Una sera di fine ottobre tra le strade del centro di Tunisi, tanta gente è ancora in giro a godersi l’aria tiepida dell’autunno mediterraneo. In un locale dove si radunano attivisti locali e cooperanti internazionali, uno dei pochi dove si può bere alcool, si discute di migrazioni, di povertà, di stato di diritto. Ci sono anche due ragazzi egiziani, amici di Patrick Zaki. Uno di loro racconta che non potrà più rientrare nel suo Paese; troppo pericoloso dopo avere usufruito di una borsa di studio in diritti umani in Europa. La Tunisia adesso è il suo limbo.

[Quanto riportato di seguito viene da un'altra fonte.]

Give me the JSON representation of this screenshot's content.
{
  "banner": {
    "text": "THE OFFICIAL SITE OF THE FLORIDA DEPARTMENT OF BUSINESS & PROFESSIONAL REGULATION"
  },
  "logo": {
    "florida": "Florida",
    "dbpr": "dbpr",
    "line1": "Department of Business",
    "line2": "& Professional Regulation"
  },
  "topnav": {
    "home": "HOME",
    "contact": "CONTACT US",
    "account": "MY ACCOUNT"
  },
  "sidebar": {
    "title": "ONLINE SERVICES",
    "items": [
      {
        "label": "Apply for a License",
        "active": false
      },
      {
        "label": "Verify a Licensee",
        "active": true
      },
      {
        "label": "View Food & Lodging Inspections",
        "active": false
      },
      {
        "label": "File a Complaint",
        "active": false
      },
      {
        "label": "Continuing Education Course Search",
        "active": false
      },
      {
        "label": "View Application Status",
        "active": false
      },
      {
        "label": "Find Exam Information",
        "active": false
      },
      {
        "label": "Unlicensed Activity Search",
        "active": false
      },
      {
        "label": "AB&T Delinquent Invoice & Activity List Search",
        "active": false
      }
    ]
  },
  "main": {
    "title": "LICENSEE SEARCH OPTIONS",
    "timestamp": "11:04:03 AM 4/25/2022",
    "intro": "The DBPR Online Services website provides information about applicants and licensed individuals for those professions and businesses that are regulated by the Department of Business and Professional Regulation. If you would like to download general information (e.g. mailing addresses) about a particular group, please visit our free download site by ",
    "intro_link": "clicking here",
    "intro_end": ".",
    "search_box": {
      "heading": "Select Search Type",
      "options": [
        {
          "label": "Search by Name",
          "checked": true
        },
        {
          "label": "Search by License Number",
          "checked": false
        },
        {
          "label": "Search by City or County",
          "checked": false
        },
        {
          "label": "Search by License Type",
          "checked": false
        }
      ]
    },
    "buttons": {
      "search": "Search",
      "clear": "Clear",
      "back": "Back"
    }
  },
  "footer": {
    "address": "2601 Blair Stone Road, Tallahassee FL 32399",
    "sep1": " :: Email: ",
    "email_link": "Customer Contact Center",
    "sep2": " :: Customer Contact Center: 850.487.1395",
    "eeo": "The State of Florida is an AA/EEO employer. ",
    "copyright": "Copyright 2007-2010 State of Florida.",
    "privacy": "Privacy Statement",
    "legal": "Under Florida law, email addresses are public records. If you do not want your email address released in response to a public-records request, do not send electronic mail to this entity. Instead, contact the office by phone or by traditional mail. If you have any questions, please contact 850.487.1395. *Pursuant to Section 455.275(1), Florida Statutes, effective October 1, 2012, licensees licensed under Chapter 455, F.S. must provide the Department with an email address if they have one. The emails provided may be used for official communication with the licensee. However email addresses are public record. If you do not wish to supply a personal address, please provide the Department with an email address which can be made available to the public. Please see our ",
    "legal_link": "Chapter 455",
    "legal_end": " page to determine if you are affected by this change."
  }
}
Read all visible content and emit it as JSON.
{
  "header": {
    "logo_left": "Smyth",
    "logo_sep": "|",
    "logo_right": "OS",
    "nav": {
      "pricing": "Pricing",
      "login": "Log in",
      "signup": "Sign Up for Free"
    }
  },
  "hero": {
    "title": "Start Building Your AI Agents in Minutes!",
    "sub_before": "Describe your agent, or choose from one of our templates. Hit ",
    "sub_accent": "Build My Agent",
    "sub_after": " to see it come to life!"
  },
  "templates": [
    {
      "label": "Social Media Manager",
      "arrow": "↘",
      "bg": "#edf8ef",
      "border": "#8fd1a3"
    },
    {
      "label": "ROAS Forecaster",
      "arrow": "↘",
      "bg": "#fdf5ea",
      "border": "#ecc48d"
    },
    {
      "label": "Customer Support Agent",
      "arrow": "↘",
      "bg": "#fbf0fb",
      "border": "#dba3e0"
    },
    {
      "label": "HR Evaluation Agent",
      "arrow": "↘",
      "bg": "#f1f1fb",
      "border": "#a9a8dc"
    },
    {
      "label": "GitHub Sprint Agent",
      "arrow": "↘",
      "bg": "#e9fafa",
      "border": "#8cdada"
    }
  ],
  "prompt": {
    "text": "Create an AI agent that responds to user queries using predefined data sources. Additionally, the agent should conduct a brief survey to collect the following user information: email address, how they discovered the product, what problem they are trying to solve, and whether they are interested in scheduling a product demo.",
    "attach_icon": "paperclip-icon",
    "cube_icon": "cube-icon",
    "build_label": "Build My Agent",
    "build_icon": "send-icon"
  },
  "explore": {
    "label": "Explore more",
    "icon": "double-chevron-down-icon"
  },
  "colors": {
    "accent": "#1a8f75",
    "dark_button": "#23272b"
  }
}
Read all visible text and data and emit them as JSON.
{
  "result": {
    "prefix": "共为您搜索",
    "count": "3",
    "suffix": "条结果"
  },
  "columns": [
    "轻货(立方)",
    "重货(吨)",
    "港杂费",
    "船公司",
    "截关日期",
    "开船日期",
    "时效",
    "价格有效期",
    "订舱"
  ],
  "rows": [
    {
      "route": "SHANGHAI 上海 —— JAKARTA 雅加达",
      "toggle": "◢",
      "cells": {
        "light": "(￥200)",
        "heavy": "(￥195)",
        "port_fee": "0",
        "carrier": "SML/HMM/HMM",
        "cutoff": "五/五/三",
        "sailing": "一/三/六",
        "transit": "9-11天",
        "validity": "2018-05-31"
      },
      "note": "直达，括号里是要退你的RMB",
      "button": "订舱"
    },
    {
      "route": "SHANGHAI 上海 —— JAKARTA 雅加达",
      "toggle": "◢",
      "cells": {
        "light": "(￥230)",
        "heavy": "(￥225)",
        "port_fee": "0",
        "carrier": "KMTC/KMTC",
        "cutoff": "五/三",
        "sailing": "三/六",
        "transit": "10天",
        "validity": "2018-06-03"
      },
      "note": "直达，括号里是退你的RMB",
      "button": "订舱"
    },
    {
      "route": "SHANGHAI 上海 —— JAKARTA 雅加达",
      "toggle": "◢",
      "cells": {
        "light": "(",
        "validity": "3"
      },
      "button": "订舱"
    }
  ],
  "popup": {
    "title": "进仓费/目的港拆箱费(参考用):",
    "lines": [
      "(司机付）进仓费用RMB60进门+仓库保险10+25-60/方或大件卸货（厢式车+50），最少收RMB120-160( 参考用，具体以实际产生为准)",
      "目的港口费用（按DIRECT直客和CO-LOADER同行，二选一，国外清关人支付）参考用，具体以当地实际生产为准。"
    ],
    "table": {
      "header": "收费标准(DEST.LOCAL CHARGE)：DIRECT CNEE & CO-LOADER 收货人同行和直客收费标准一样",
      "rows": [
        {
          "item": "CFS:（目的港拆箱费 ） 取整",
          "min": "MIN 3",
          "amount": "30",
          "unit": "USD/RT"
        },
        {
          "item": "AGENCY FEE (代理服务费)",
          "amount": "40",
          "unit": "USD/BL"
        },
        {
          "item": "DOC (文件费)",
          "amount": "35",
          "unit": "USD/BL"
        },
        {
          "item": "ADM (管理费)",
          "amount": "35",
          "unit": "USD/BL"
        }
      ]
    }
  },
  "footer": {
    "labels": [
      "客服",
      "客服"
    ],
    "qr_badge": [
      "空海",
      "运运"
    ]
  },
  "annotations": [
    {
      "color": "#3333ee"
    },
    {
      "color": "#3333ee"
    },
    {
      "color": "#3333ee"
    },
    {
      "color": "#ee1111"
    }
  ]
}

Subito fuori da lì siamo su avenue Bourgiba che dicono ricordi gli Champs-Élysées e in cui è ancora vivido il lascito coloniale del protettorato francese. Non sono nemmeno le 21 quando si sentono le grida di un ragazzo. Ci avviciniamo per vedere. Uno dei tantissimi poliziotti in borghese che si aggirano per la città lo ha afferrato per un braccio e lo trascina verso una strada laterale. Nel tragitto lo riempie di calci e colpi alla testa. L’attivista tunisino che è con noi prova a fermarlo e il massimo che riusciamo a ottenere, e solo perché siamo europei, è che non sia preso pure lui.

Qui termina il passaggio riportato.